Being a creationist also means cataloging the anomalies that don't fit the accepted evolutionary model, such as the lack of significant development in crocodilians since the age of the dinosaurs; tracking the many evolutionary theories, since contrary to what you may believe, there is not a single, monolithic explanation of macroevolution; remembering oddments like the human skeletons and jewelry miners have found in the coal layer, even though it supposedly was formed in the millions of years before humanity arrived on the earth; and noticing other little things like the stalactites that form under bridges and stalagmites that form on cement walkways in caves, all so you can ask how many millions of years old these bridges and cement walkways are.
And then, when all this is done, you have to integrate it with the biblical record, which runs for about twelve chapters. Sometimes it's easy to do. About twenty years ago, scientists discovered that mitochondrial DNA, passed unchanged from mother to child, is virtually identical in people around the world. That fits neatly with the biblical account in Genesis, which traces us all back to Eve.
Other times, it's more challenging, such as the thousand-year lifespans the Bible credits to men like Adam, Seth, Methuselah and Noah. And then there's the disturbing lack of dinosaurs in the Bible. It's easy to suggest that Noah took young dinosaurs or eggs onto the Ark with him, but if something the size of a tyrannosaur or a diplodocus survived the Antediluvian period, it would seem likely that they would be mentioned somewhere.

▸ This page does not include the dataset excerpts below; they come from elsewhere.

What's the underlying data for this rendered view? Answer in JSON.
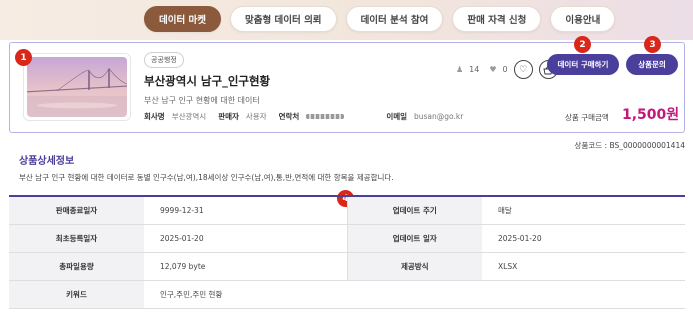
{
  "tabs": [
    {
      "label": "데이터 마켓",
      "active": true
    },
    {
      "label": "맞춤형 데이터 의뢰",
      "active": false
    },
    {
      "label": "데이터 분석 참여",
      "active": false
    },
    {
      "label": "판매 자격 신청",
      "active": false
    },
    {
      "label": "이용안내",
      "active": false
    }
  ],
  "product": {
    "category": "공공행정",
    "title": "부산광역시 남구_인구현황",
    "description": "부산 남구 인구 현황에 대한 데이터",
    "company_label": "회사명",
    "company": "부산광역시",
    "seller_label": "판매자",
    "seller": "사용자",
    "contact_label": "연락처",
    "email_label": "이메일",
    "email": "busan@go.kr",
    "views": "14",
    "likes": "0",
    "buy_button": "데이터 구매하기",
    "inquiry_button": "상품문의",
    "price_label": "상품 구매금액",
    "price": "1,500원"
  },
  "badges": [
    "1",
    "2",
    "3",
    "4"
  ],
  "product_code": "상품코드 : BS_0000000001414",
  "detail": {
    "title": "상품상세정보",
    "description": "부산 남구 인구 현황에 대한 데이터로 동별 인구수(남,여),18세이상 인구수(남,여),통,반,면적에 대한 항목을 제공합니다."
  },
  "info_rows": [
    {
      "k1": "판매종료일자",
      "v1": "9999-12-31",
      "k2": "업데이트 주기",
      "v2": "매달"
    },
    {
      "k1": "최초등록일자",
      "v1": "2025-01-20",
      "k2": "업데이트 일자",
      "v2": "2025-01-20"
    },
    {
      "k1": "총파일용량",
      "v1": "12,079 byte",
      "k2": "제공방식",
      "v2": "XLSX"
    },
    {
      "k1": "키워드",
      "v1": "인구,주민,주민 현황"
    }
  ],
  "colors": {
    "accent": "#4b3f9c",
    "price": "#c2187c",
    "badge": "#d9271a",
    "active_tab": "#8b5a3c"
  },
  "icons": {
    "views": "user-icon",
    "likes": "heart-icon",
    "wish": "heart-outline-icon",
    "cart": "basket-icon"
  }
}
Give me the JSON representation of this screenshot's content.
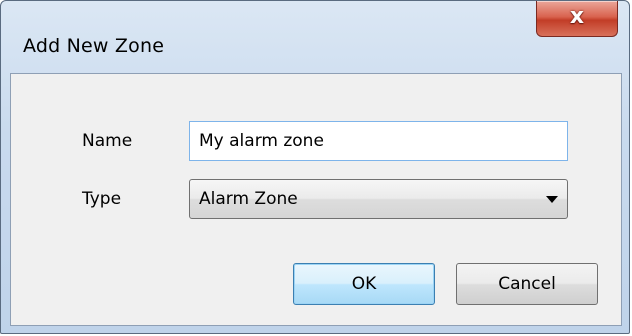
{
  "window": {
    "title": "Add New Zone",
    "close_glyph": "x",
    "close_icon": "close-icon"
  },
  "form": {
    "name_label": "Name",
    "name_value": "My alarm zone",
    "type_label": "Type",
    "type_selected": "Alarm Zone",
    "type_arrow_icon": "chevron-down-icon"
  },
  "buttons": {
    "ok_label": "OK",
    "cancel_label": "Cancel"
  },
  "colors": {
    "titlebar": "#c9daee",
    "close_button": "#d9634f",
    "client_bg": "#f0f0f0",
    "focus_border": "#7eb4ea",
    "default_button": "#bee6fd"
  }
}
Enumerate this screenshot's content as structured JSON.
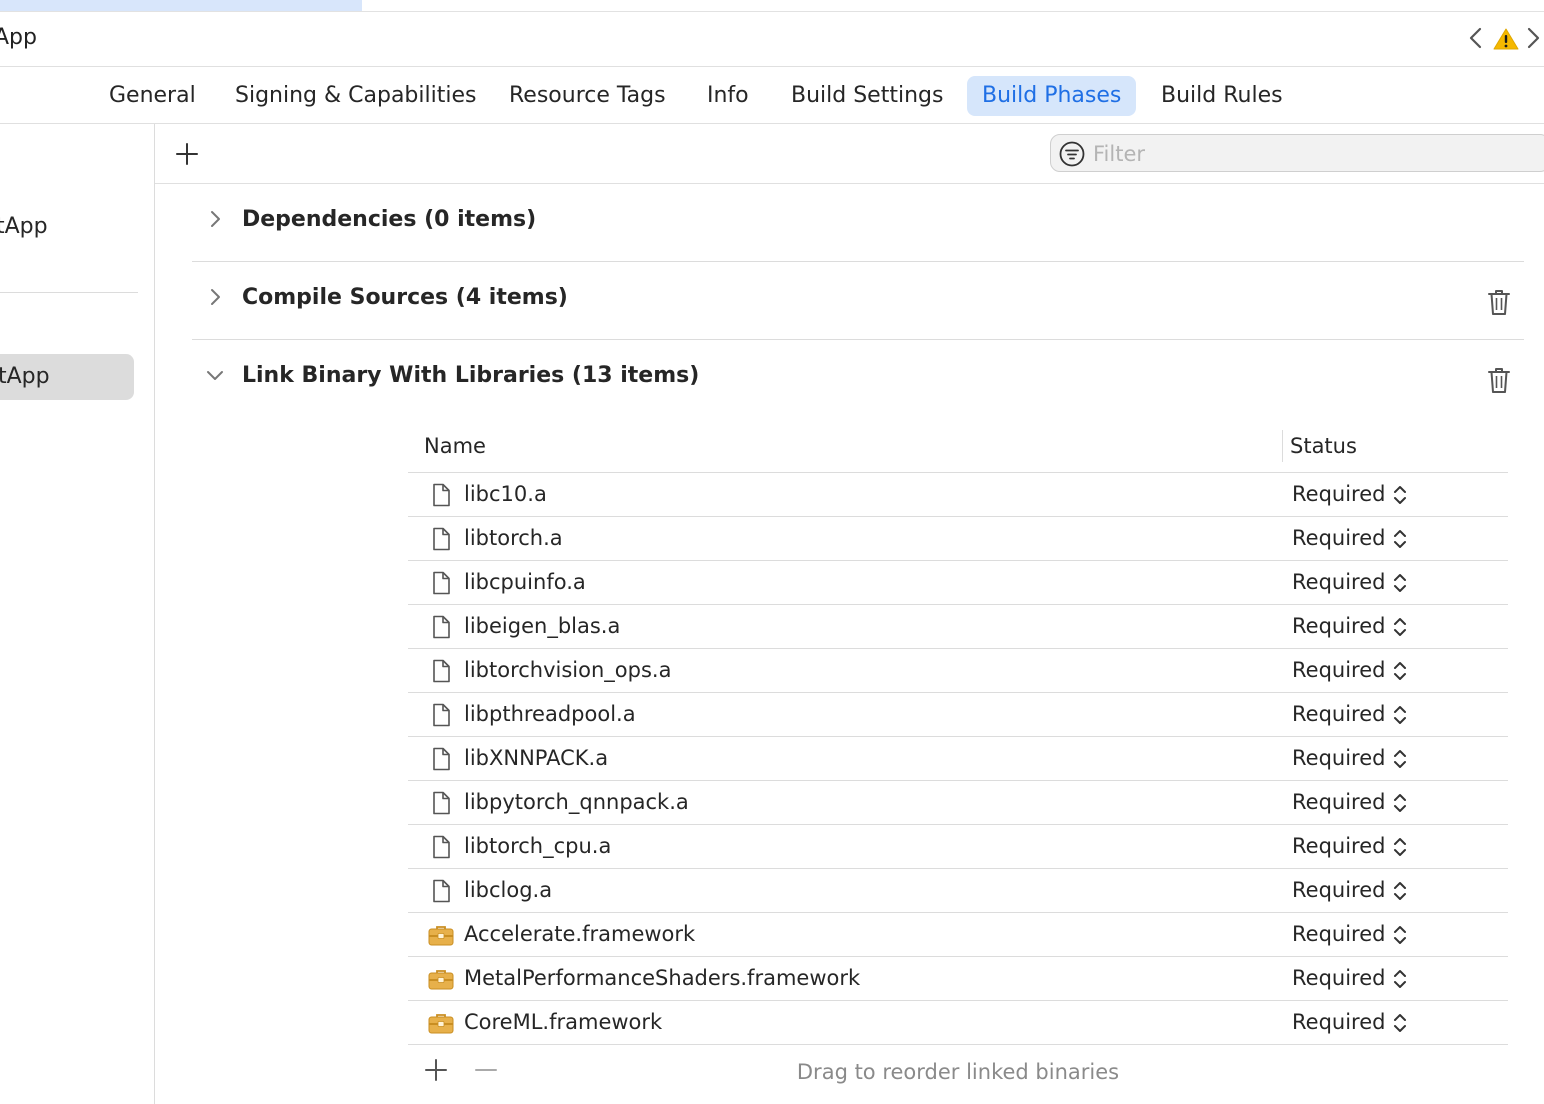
{
  "window": {
    "title": "App"
  },
  "tabs": [
    {
      "label": "General",
      "active": false
    },
    {
      "label": "Signing & Capabilities",
      "active": false
    },
    {
      "label": "Resource Tags",
      "active": false
    },
    {
      "label": "Info",
      "active": false
    },
    {
      "label": "Build Settings",
      "active": false
    },
    {
      "label": "Build Phases",
      "active": true
    },
    {
      "label": "Build Rules",
      "active": false
    }
  ],
  "sidebar": {
    "project_label": "tApp",
    "target_label": "tApp"
  },
  "toolbar": {
    "filter_placeholder": "Filter"
  },
  "phases": {
    "dependencies": {
      "title": "Dependencies (0 items)",
      "expanded": false
    },
    "compile_sources": {
      "title": "Compile Sources (4 items)",
      "expanded": false
    },
    "link_binary": {
      "title": "Link Binary With Libraries (13 items)",
      "expanded": true
    }
  },
  "library_table": {
    "columns": {
      "name": "Name",
      "status": "Status"
    },
    "rows": [
      {
        "name": "libc10.a",
        "status": "Required",
        "icon": "document-icon"
      },
      {
        "name": "libtorch.a",
        "status": "Required",
        "icon": "document-icon"
      },
      {
        "name": "libcpuinfo.a",
        "status": "Required",
        "icon": "document-icon"
      },
      {
        "name": "libeigen_blas.a",
        "status": "Required",
        "icon": "document-icon"
      },
      {
        "name": "libtorchvision_ops.a",
        "status": "Required",
        "icon": "document-icon"
      },
      {
        "name": "libpthreadpool.a",
        "status": "Required",
        "icon": "document-icon"
      },
      {
        "name": "libXNNPACK.a",
        "status": "Required",
        "icon": "document-icon"
      },
      {
        "name": "libpytorch_qnnpack.a",
        "status": "Required",
        "icon": "document-icon"
      },
      {
        "name": "libtorch_cpu.a",
        "status": "Required",
        "icon": "document-icon"
      },
      {
        "name": "libclog.a",
        "status": "Required",
        "icon": "document-icon"
      },
      {
        "name": "Accelerate.framework",
        "status": "Required",
        "icon": "framework-toolbox-icon"
      },
      {
        "name": "MetalPerformanceShaders.framework",
        "status": "Required",
        "icon": "framework-toolbox-icon"
      },
      {
        "name": "CoreML.framework",
        "status": "Required",
        "icon": "framework-toolbox-icon"
      }
    ],
    "footer_hint": "Drag to reorder linked binaries"
  },
  "colors": {
    "accent": "#1f6fe5",
    "active_tab_bg": "#d6e6fb",
    "warning": "#f5b800",
    "framework_icon": "#e2a93b"
  }
}
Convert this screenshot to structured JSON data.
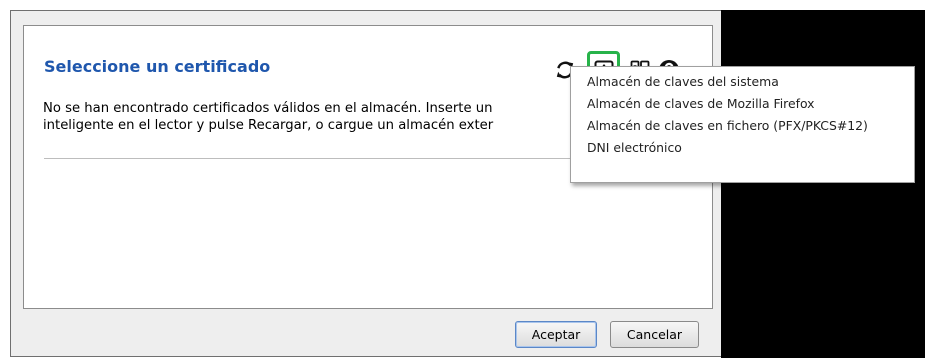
{
  "dialog": {
    "title": "Seleccione un certificado",
    "message_line1": "No se han encontrado certificados válidos en el almacén. Inserte un",
    "message_line2": "inteligente en el lector y pulse Recargar, o cargue un almacén exter",
    "toolbar": {
      "icons": [
        "reload-icon",
        "open-keystore-icon",
        "details-icon",
        "help-icon"
      ],
      "highlight_color": "#27b34a"
    },
    "keystore_menu": {
      "items": [
        "Almacén de claves del sistema",
        "Almacén de claves de Mozilla Firefox",
        "Almacén de claves en fichero (PFX/PKCS#12)",
        "DNI electrónico"
      ]
    },
    "buttons": {
      "accept_label": "Aceptar",
      "cancel_label": "Cancelar"
    },
    "colors": {
      "title": "#1f57ad",
      "background": "#eeeeee"
    }
  }
}
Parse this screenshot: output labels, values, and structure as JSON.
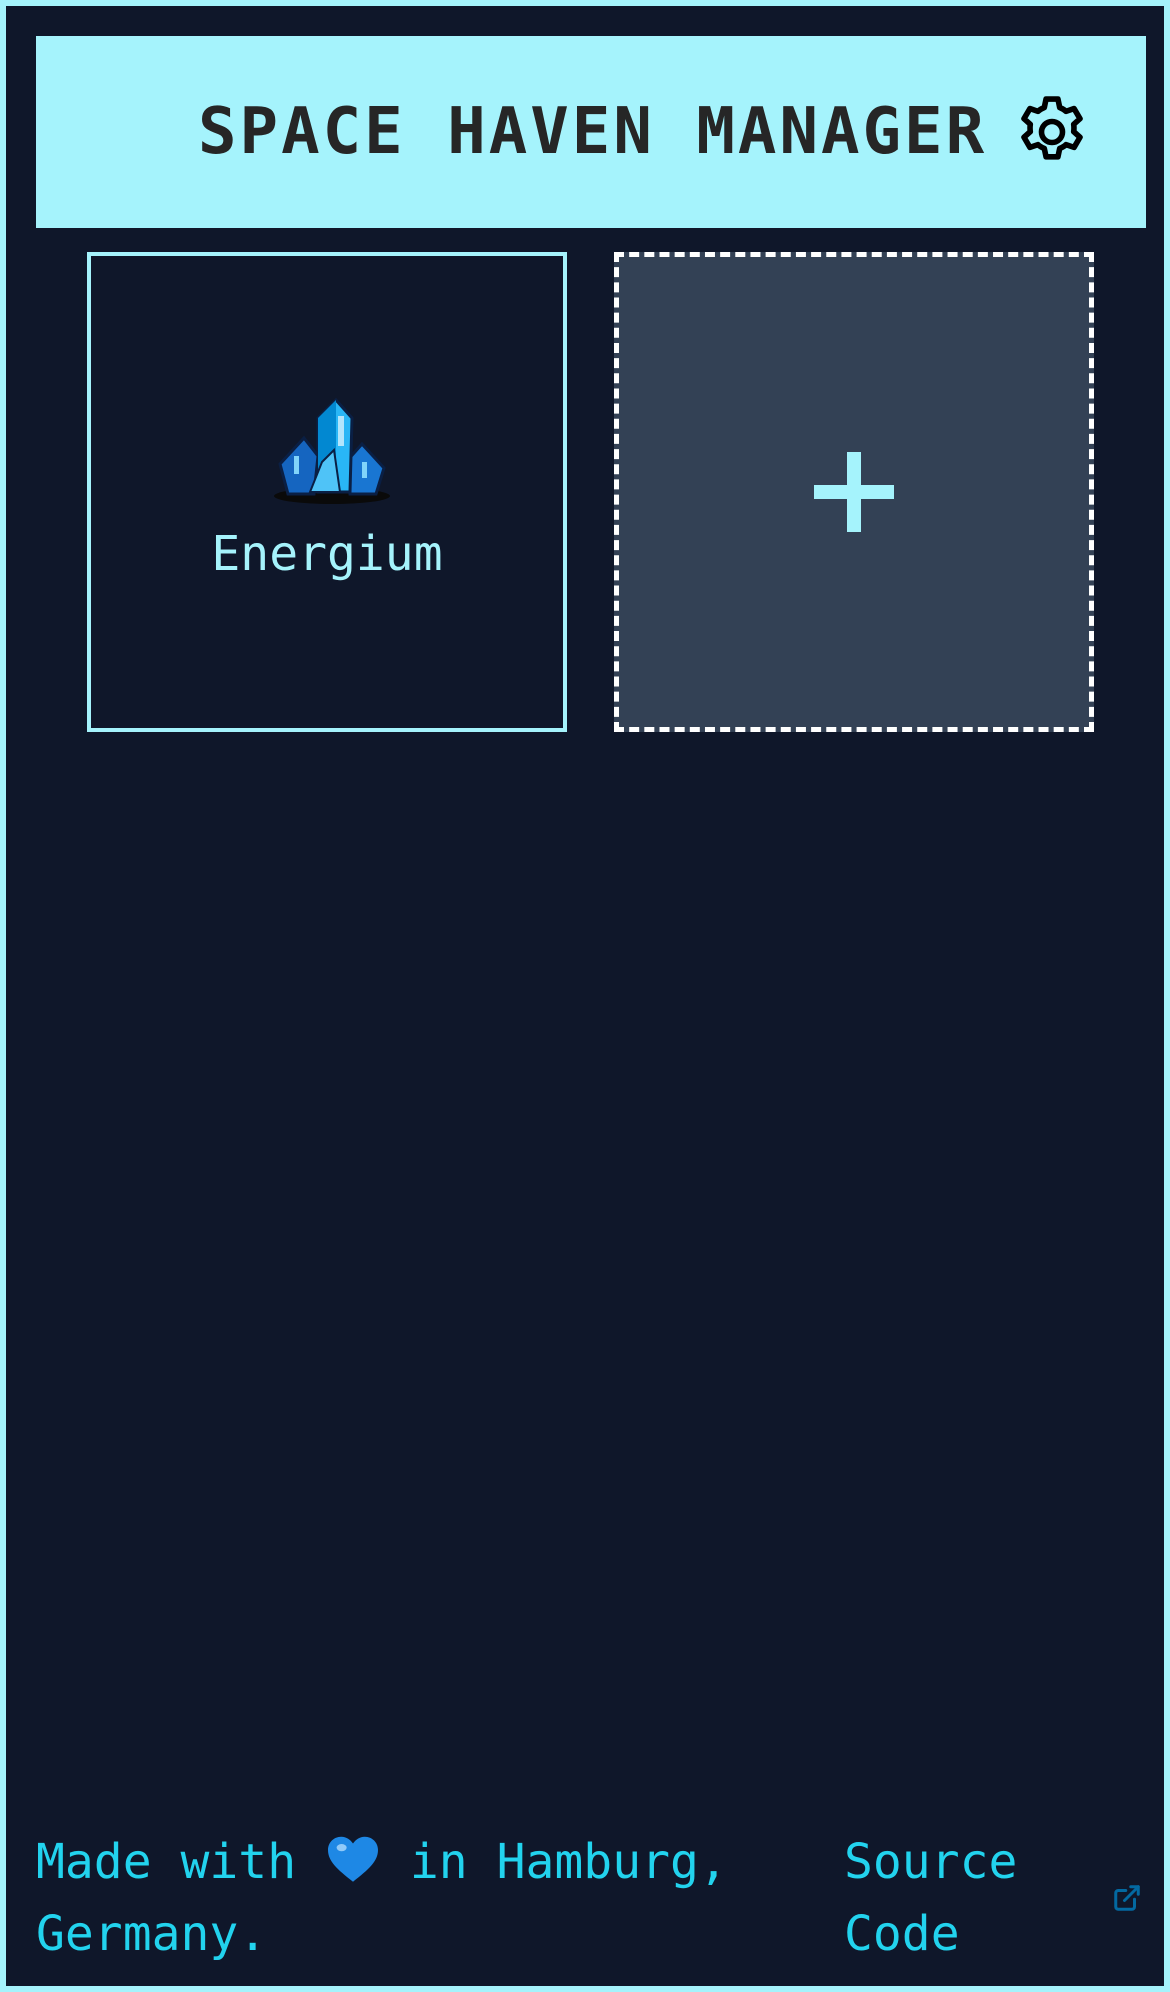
{
  "header": {
    "title": "SPACE HAVEN MANAGER",
    "settings_icon": "gear-icon"
  },
  "resources": [
    {
      "name": "Energium",
      "icon": "crystal-icon"
    }
  ],
  "add_card": {
    "icon": "plus-icon"
  },
  "footer": {
    "made_with_prefix": "Made with",
    "heart_icon": "blue-heart-icon",
    "made_with_suffix": "in Hamburg, Germany.",
    "source_label": "Source Code",
    "link_icon": "external-link-icon"
  },
  "colors": {
    "background": "#0f172a",
    "accent": "#a5f3fc",
    "footer_text": "#22d3ee",
    "add_card_bg": "#334155",
    "title_text": "#262626"
  }
}
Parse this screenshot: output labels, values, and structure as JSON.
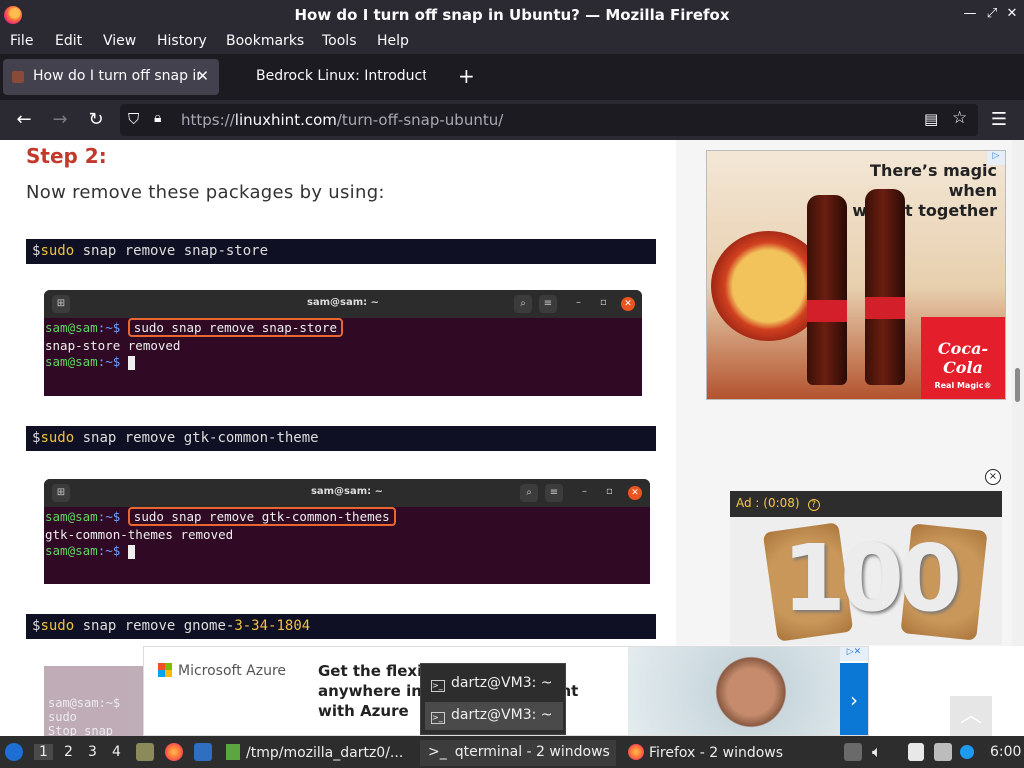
{
  "window": {
    "title": "How do I turn off snap in Ubuntu? — Mozilla Firefox"
  },
  "menu": [
    "File",
    "Edit",
    "View",
    "History",
    "Bookmarks",
    "Tools",
    "Help"
  ],
  "tabs": [
    {
      "label": "How do I turn off snap in Ubuntu?",
      "active": true
    },
    {
      "label": "Bedrock Linux: Introduction",
      "active": false
    }
  ],
  "nav": {
    "url_prefix": "https://",
    "url_domain": "linuxhint.com",
    "url_path": "/turn-off-snap-ubuntu/"
  },
  "article": {
    "step_heading": "Step 2:",
    "intro": "Now remove these packages by using:",
    "commands": [
      {
        "prompt": "$",
        "keyword": "sudo",
        "rest": " snap remove snap-store"
      },
      {
        "prompt": "$",
        "keyword": "sudo",
        "rest": " snap remove gtk-common-theme"
      },
      {
        "prompt": "$",
        "keyword": "sudo",
        "rest": " snap remove gnome-",
        "num": "3-34-1804"
      }
    ],
    "terminals": [
      {
        "title": "sam@sam: ~",
        "prompt_user": "sam@sam",
        "prompt_path": ":~$ ",
        "command": "sudo snap remove snap-store",
        "output": "snap-store removed"
      },
      {
        "title": "sam@sam: ~",
        "prompt_user": "sam@sam",
        "prompt_path": ":~$ ",
        "command": "sudo snap remove gtk-common-themes",
        "output": "gtk-common-themes removed"
      }
    ],
    "faded_terminal_lines": [
      "sam@sam:~$ sudo",
      "Stop snap \"gno"
    ]
  },
  "ads": {
    "side_top": {
      "tagline_1": "There’s magic when",
      "tagline_2": "we eat together",
      "brand": "Coca-Cola",
      "brand_sub": "Real Magic®"
    },
    "side_video": {
      "timer": "Ad : (0:08)",
      "help": "?",
      "number": "100"
    },
    "close_glyph": "×",
    "banner": {
      "brand": "Microsoft Azure",
      "line_1": "Get the flexibility you need",
      "line_2": "anywhere in your environment",
      "line_3": "with Azure",
      "arrow": "›"
    }
  },
  "popup": {
    "items": [
      "dartz@VM3: ~",
      "dartz@VM3: ~"
    ]
  },
  "taskbar": {
    "workspaces": [
      "1",
      "2",
      "3",
      "4"
    ],
    "tasks": [
      {
        "label": "/tmp/mozilla_dartz0/..."
      },
      {
        "label": "qterminal - 2 windows"
      },
      {
        "label": "Firefox - 2 windows"
      }
    ],
    "clock": "6:00"
  },
  "colors": {
    "accent_heading": "#c0392b",
    "code_keyword": "#f0c040",
    "terminal_bg": "#300a24",
    "highlight_box": "#e9672f"
  }
}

If you haven't come through the ranks of evangelicaldom, I'm not sure I can convey just how much pressure there is to subscribe to this particular point of view. The unstated message, which of course, everyone would deny if it were put so baldly, is that viewing the Bible this way is part and parcel of being a Christian. If you don't subscribe to it, you're not really "saved."
No one puts it that way, of course; but in an offhanded way, at least among many evangelicals I knew, there was a nod and a wink attitude toward those who didn't take this view. At best they were spiritually immature Christians, but more typically they weren't "really" Christians. They were Christians in name only, or, most insultingly, Christians only by culture.